Colleagues, I am planning to change this thread to a category.
However, at the moment, I will post my second communication of the thread CMT.
Let us define another differential operator of infinite terms as :
e^{-D}:=∑_{j=0}^{∞}(((-1)^{j}D^{(j)})/(j!))
when j=0, we have the identity operator, and D:=(d/(dx))
Then as in my first communication post, we can question the following:
(∀ψεC^{∞}(I,ℝ))Λ(∀xεI), what will be
e^{-D}(ψ(x))=∑_{j=0}^{∞}(((-1)^{j}D^{(j)}ψ(x))/(j!))?
Consider the following example:
Example 1: Take ψ(x)=e^(x) the usual natural exponential function.
Claim: e^{-D}(ψ(x))=ψ(x-1)
Indeed,
e^{-D}(ψ(x))=∑_{j=0}^{∞}(((-1)^{j}D^{(j)}ψ(x))/(j!))
=∑_{j=0}^{∞}(((-1)^{j}D^{(j)}(e^{x}))/(j!))
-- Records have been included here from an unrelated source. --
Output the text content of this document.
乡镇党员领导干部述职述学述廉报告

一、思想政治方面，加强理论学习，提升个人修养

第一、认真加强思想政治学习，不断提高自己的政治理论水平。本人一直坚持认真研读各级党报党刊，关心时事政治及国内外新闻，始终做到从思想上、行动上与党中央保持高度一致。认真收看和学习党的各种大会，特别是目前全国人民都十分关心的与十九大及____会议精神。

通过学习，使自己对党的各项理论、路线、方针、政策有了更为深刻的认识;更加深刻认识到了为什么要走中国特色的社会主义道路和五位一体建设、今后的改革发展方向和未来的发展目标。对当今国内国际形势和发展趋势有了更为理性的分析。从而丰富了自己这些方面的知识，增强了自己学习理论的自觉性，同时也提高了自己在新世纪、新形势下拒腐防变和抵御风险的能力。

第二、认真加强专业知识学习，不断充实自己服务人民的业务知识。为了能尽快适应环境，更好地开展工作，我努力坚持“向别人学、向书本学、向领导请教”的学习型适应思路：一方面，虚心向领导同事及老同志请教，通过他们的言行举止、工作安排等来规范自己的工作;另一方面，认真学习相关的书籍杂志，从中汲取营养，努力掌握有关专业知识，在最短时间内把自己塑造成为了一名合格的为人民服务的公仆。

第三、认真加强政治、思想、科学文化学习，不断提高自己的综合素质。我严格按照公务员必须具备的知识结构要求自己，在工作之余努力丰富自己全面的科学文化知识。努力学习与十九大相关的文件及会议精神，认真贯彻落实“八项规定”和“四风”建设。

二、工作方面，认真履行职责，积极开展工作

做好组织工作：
=∑_{j=0}^{∞}(((-1)^{j}e^{x})/(j!))
=e^(x)∑_{j=0}^{∞}(((-1)^{j})/(j!))
=e^(x-1)=ψ(x-1)
∴ e^{-D}ψ(x)=ψ(x-1) ... which is a right translation of ψ by a unit.
One can extend this result further and write a corollary as :
Corollary: (∀kεℕ):(e^{-D})^{k}ψ(x)=ψ(x-k)-right translate of ψ by k-units.
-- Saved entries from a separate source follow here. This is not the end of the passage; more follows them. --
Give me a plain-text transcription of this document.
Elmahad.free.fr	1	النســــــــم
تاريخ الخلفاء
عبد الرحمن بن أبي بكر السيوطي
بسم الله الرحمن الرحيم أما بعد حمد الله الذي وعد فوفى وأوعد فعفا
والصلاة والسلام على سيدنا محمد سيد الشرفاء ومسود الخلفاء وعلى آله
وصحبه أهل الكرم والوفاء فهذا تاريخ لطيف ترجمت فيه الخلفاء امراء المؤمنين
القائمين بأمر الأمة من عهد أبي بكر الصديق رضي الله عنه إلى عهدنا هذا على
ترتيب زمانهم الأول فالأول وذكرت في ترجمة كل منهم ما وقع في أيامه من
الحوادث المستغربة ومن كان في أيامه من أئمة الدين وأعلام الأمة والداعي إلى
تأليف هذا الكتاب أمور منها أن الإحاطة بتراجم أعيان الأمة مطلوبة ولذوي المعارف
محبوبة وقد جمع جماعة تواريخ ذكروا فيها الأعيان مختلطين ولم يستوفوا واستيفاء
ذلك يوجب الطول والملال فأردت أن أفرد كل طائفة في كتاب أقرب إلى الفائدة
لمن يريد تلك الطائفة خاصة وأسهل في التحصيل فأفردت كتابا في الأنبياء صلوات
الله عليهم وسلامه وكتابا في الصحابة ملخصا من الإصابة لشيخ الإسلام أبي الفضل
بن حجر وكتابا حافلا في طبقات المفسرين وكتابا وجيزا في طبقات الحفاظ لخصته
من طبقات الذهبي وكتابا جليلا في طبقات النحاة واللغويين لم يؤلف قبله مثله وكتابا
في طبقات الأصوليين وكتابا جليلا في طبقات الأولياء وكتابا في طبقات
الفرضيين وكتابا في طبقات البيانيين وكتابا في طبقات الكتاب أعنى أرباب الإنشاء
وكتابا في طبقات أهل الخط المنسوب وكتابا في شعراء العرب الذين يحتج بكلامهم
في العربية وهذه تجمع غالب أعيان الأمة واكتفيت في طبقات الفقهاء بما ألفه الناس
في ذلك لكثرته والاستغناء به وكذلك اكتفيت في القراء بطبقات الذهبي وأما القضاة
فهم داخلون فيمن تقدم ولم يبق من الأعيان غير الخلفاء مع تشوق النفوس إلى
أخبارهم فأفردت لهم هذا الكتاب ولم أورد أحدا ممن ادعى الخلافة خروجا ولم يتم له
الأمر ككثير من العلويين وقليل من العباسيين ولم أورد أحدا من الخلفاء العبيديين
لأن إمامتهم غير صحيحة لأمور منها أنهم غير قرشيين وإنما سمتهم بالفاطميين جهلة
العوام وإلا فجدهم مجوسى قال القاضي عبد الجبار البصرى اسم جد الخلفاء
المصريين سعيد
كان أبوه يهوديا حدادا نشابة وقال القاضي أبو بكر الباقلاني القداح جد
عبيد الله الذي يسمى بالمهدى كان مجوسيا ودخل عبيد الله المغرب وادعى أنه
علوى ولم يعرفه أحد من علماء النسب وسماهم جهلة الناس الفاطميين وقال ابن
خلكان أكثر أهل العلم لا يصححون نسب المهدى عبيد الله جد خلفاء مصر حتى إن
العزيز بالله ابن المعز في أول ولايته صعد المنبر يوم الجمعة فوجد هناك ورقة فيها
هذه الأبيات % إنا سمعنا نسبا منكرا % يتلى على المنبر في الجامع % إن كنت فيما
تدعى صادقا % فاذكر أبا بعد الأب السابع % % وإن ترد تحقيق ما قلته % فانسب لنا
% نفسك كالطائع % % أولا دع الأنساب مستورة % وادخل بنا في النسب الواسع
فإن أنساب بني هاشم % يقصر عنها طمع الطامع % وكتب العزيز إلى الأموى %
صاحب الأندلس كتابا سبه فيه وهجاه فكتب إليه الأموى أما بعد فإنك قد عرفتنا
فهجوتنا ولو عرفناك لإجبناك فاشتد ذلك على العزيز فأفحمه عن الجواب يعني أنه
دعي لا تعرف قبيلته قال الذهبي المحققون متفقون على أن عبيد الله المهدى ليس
Example 2. Let φ(x)=x³+x²+x+1.Then
e^{-D}φ(x)=∑_{j=0}^{∞}(((-1)^{j}D^{(j)}φ(x))/(j!))
=∑_{j=0}^{∞}(((-1)^{j}D^{(j)}(x³+x²+x+1))/(j!))
=x³-2x²+2x
But the expression we have at the end is precisely φ(x-1).
That is, once again we have a similar result :
e^{-D}φ(x)=φ(x-1)
Corollary: ∀ p(x) , e^{-D}p(x)=p(x-1)
Conjecture: ∀ψεC^{∞}(I,ℝ), e^{-D}ψ(x)=ψ(x-1)
Corollary to the conjecture: (∀kεℕ)(∀ψεC^{∞}(I,ℝ)),e^{-kD}ψ(x)=ψ(x-k)
Further communications will be posted on operators defined from combinations of both.